Mitten im Gebet der erste Hitlergruß
Von Thomas Martinz
„Za dom spremni.“ Die Worte, die ein schwarz gekleideter Kroate an seinen Nebenmann richtet, sind gemurmelt. Er befindet sich mitten im Prozessionszug, der die Fußgänger vom Friedhof in Bleiburg/Kärnten bis zum rund zwei Kilometer entfernten Loibacher Feld führt. Fast 300 Polizisten säumen die Straße, ein Beamter filmt, und die Herren vom Verfassungsschutz in ihren gebügelten Hosen und Hemden stechen hervor. Sie sehen und hören mit.
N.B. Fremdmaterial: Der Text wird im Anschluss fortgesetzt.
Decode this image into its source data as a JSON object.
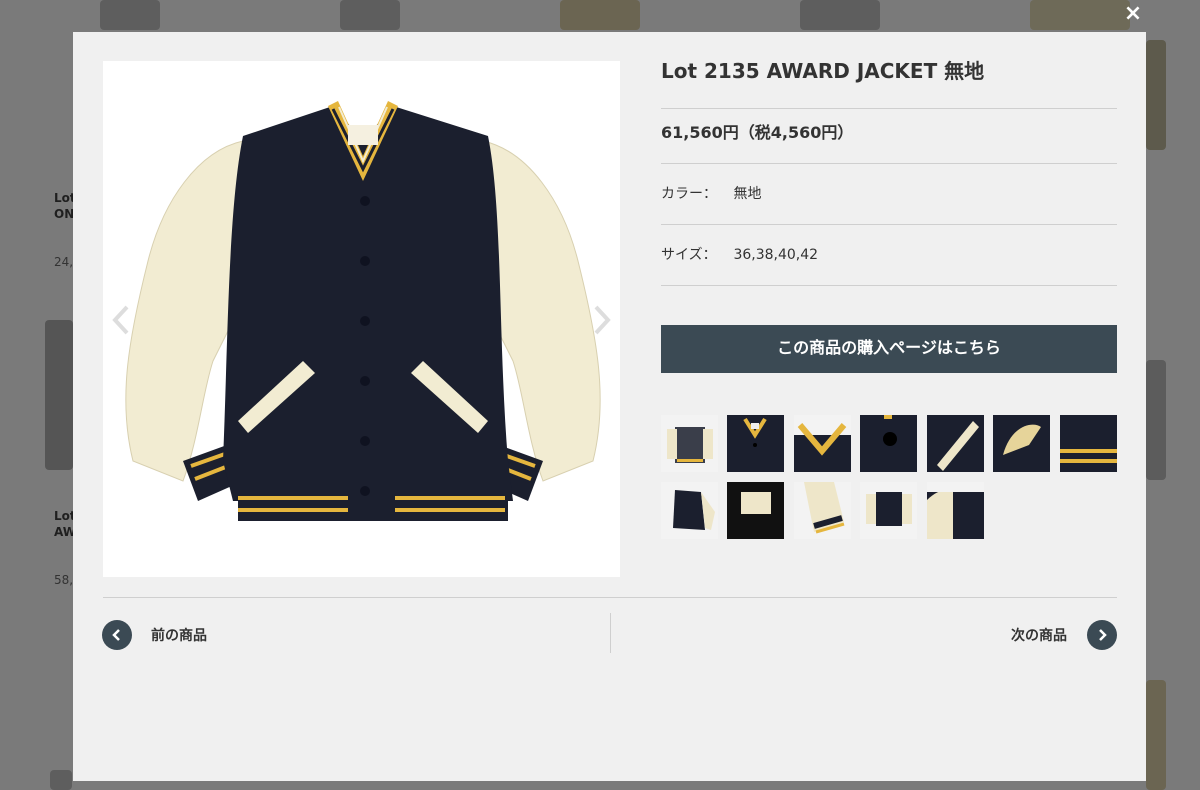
{
  "background": {
    "items": [
      {
        "line1": "Lot",
        "line2": "ON",
        "price": "24,"
      },
      {
        "line1": "Lot",
        "line2": "AW",
        "price": "58,"
      }
    ]
  },
  "modal": {
    "close_label": "×",
    "product": {
      "title": "Lot 2135 AWARD JACKET 無地",
      "price": "61,560円（税4,560円）",
      "color_label": "カラー：",
      "color_value": "無地",
      "size_label": "サイズ：",
      "size_value": "36,38,40,42"
    },
    "buy_button": "この商品の購入ページはこちら",
    "thumbnails": [
      "front-jacket-thumb",
      "collar-thumb",
      "collar-closeup-thumb",
      "button-thumb",
      "pocket-thumb",
      "pocket-open-thumb",
      "cuff-thumb",
      "side-jacket-thumb",
      "label-thumb",
      "sleeve-thumb",
      "back-jacket-thumb",
      "shoulder-thumb"
    ],
    "prev_label": "前の商品",
    "next_label": "次の商品"
  },
  "colors": {
    "accent": "#3b4a54",
    "navy": "#1b1f2e",
    "cream": "#f2ecd2",
    "gold": "#e5b63e"
  }
}
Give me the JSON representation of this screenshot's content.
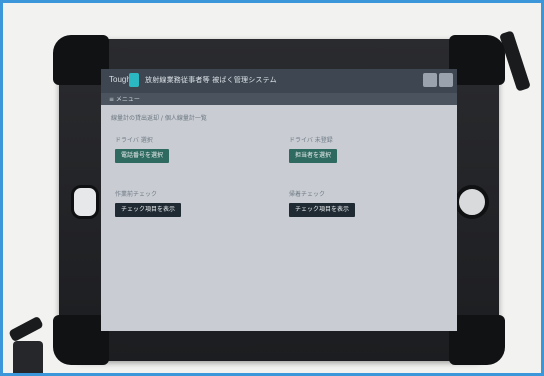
{
  "colors": {
    "border": "#3b97d9",
    "case": "#1c1d20",
    "screen_bg": "#c9cdd3",
    "header": "#3d4651",
    "accent_logo": "#2cb8c2",
    "button_green": "#2f6a60",
    "button_dark": "#1f2a33"
  },
  "app": {
    "logo_text": "Tough",
    "title": "放射線業務従事者等 被ばく管理システム",
    "subbar": "≡  メニュー"
  },
  "breadcrumb": "線量計の貸出返却 / 個人線量計一覧",
  "sections": [
    {
      "label": "ドライバ 選択",
      "button": "電話番号を選択"
    },
    {
      "label": "ドライバ 未登録",
      "button": "担当者を選択"
    },
    {
      "label": "作業前チェック",
      "button": "チェック項目を表示"
    },
    {
      "label": "帰着チェック",
      "button": "チェック項目を表示"
    }
  ]
}
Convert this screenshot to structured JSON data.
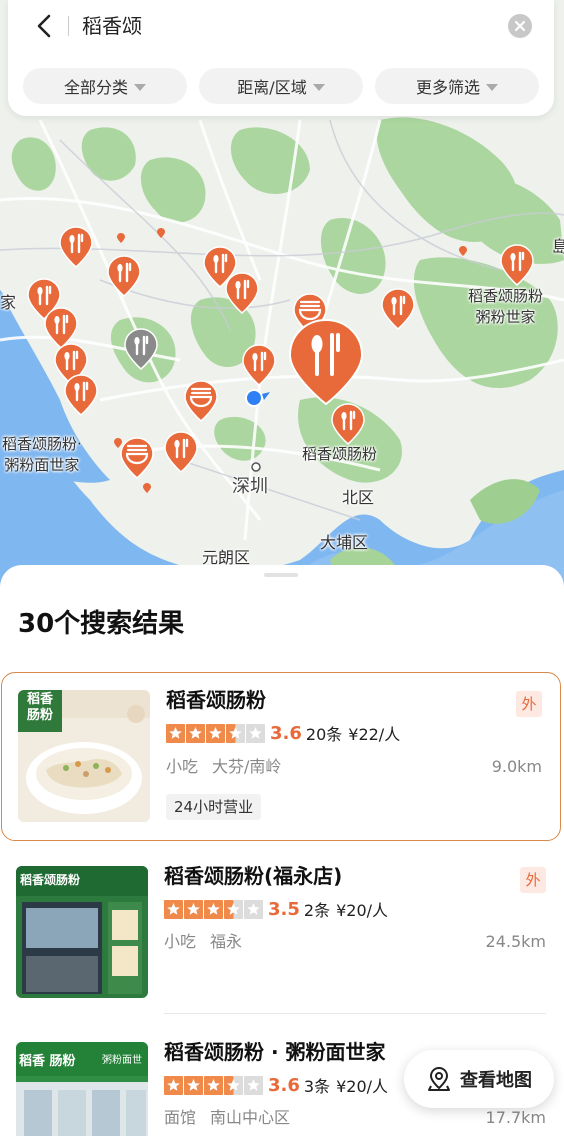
{
  "search": {
    "query": "稻香颂"
  },
  "filters": [
    {
      "label": "全部分类"
    },
    {
      "label": "距离/区域"
    },
    {
      "label": "更多筛选"
    }
  ],
  "map": {
    "labels": {
      "shenzhen": "深圳",
      "beiqu": "北区",
      "dapeng": "大埔区",
      "yuanlang": "元朗区",
      "left_edge": "家",
      "right_edge": "島"
    },
    "shop_labels": {
      "right_top_line1": "稻香颂肠粉",
      "right_top_line2": "粥粉世家",
      "left_line1": "稻香颂肠粉·",
      "left_line2": "粥粉面世家",
      "center": "稻香颂肠粉"
    },
    "colors": {
      "pin": "#e8693a",
      "pin_gray": "#8a8a8a",
      "location": "#2f7ff5",
      "water": "#7fb7f0",
      "land": "#eef2ee",
      "green": "#9fcf90"
    }
  },
  "results": {
    "title": "30个搜索结果",
    "items": [
      {
        "name": "稻香颂肠粉",
        "score": "3.6",
        "stars": 3.5,
        "reviews": "20条",
        "price": "¥22/人",
        "category": "小吃",
        "area": "大芬/南岭",
        "distance": "9.0km",
        "tag": "24小时营业",
        "takeout": "外",
        "thumb_text_top": "稻香",
        "thumb_text_bottom": "肠粉"
      },
      {
        "name": "稻香颂肠粉(福永店)",
        "score": "3.5",
        "stars": 3.5,
        "reviews": "2条",
        "price": "¥20/人",
        "category": "小吃",
        "area": "福永",
        "distance": "24.5km",
        "takeout": "外",
        "thumb_text": "稻香颂肠粉"
      },
      {
        "name": "稻香颂肠粉 · 粥粉面世家",
        "score": "3.6",
        "stars": 3.5,
        "reviews": "3条",
        "price": "¥20/人",
        "category": "面馆",
        "area": "南山中心区",
        "distance": "17.7km",
        "thumb_text": "稻香 肠粉",
        "thumb_text_right": "粥粉面世"
      }
    ]
  },
  "view_map": {
    "label": "查看地图"
  }
}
„Für die Heimat – bereit“, heißen die umstrittenen Worte, die einst das faschistische Ustascha-Regime gebrauchte. Sie zu verwenden ist nicht verboten, aber eine Gratwanderung – wie die ganze als Kriegsopfergedenken getarnte Veranstaltung an diesem heißen Samstagnachmittag in Bleiburg.
Mit Herz verziert
„Egal ob am Friedhof oder am Loibacher Feld, überall und jedes Jahr wird mit Symbolen am Rande oder jenseits der Legalität provoziert“, sagt ein Anrainer und zeigt auf einen Gedenkkranz, gestaltet nach dem Ustascha-Wappen, das – im Gegensatz zur kroatischen Fahne – links oben mit einem weißen Quadrat beginnt. Viele Kroaten haben das Wappen mit einem roten Herz versehen. Aber: alles legal – in Österreich und in Kroatien.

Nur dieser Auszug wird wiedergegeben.